Fritzlein wrote:Let's take the heat off of the two particular positions by rotating the experiment ninety degrees. Instead of having two positions played 201 times each, let's have 201 positions played twice each. Then we measure whether the winner of the first play of each position is likely to be the winner of the second play of each position. If the playouts are uncorrelated, then there should be as many pairs of playouts with different winners as there are pairs of playouts with the same winner. If the two repeat playouts are at all correlated, then the winners will be the same more often than they are different. (If it is truly random, then the winners might even be different more often than they are the same, in which case the correlation will look negative, but one must suppose that is a fluke.)
Now if your 201 positions are a representative sample from your opening book, you might suppose that white has a 55% chance to win, ignoring draws for the moment. The chance that the results are the same is 0.55*0.55 + 0.45*0.45 = 50.5%, and the chance they are different is 0.55*0.45 + 0.45*0.55 = 49.5%. Aha! There is positive correlation since more are the same than different.
Whoops, I biffed that explanation. Having more the same than different doesn't necessarily mean they are correlated. If
every position is 55% for white then we can have two test runs that are perfectly uncorrelated even though there will be more repeat winners than different winners.

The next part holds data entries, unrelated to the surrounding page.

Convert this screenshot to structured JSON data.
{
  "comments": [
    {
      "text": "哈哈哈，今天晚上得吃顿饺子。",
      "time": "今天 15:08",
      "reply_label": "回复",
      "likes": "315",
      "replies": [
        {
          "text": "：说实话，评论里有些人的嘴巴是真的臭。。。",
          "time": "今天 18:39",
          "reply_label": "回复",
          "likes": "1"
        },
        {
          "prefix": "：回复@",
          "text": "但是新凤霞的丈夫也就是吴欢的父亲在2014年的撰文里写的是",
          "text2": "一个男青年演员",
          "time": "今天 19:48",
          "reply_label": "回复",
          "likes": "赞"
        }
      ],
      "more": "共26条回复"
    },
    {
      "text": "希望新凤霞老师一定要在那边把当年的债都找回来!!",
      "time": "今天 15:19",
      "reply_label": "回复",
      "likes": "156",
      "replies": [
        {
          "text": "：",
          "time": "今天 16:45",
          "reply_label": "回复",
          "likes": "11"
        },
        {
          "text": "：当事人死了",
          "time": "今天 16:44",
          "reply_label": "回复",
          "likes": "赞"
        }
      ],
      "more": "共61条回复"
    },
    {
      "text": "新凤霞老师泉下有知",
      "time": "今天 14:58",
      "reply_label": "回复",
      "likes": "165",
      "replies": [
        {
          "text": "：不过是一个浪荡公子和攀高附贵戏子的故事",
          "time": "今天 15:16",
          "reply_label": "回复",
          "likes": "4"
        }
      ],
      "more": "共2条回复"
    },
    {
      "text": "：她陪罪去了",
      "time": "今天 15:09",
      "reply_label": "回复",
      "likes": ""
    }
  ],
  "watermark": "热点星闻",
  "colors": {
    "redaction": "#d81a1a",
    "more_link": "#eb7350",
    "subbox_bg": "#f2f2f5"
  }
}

My bad. Where correlation actually creeps in is like in my first example where one position is 90% for white and the next is 10% for white in a sample of positions that are overall 55% for white. Or, more realistically, where one position is 65% for white and the next is 45% for white.
Getting back to Crafty vs. Fruit, let me assume that Fruit's average score across all positions is 60%. Now if every position is 60% for Fruit in repeated playouts, then there will be no correlation in repeated trials on the same position set. If, however, some positions are 75% for Fruit when replayed, others are 45% for Fruit when replayed, etc., then there will be correlation in repeated runs over the same position set (as hgm was saying). To eliminate that correlation we need to use each position only once (as hgm was not saying but I am).
Correlation is correlation, regardless of whether the exact reason for a particular position being merely 45% for Fruit is that white simply stands worse there, or that Fruit doesn't understand opposite-side castling so well, or that the clock doesn't jitter enough and the expected score would revert to 60% if we had enough randomness. I guess I need to back off my confident assertion that clock jitter isn't enough to "randomize" the outcome. What I should claim instead is that clock jitter isn't sufficient to make a series playouts from one position behave like a series of playouts from a series of different positions chosen at random and used only once each. The effect of correlation on the statistical significance of Bob's original tests is potentially huge regardless of the source of the correlation, but I am more confident that correlation is present between repeat playouts of the same positions than I am confident that I know what causes it.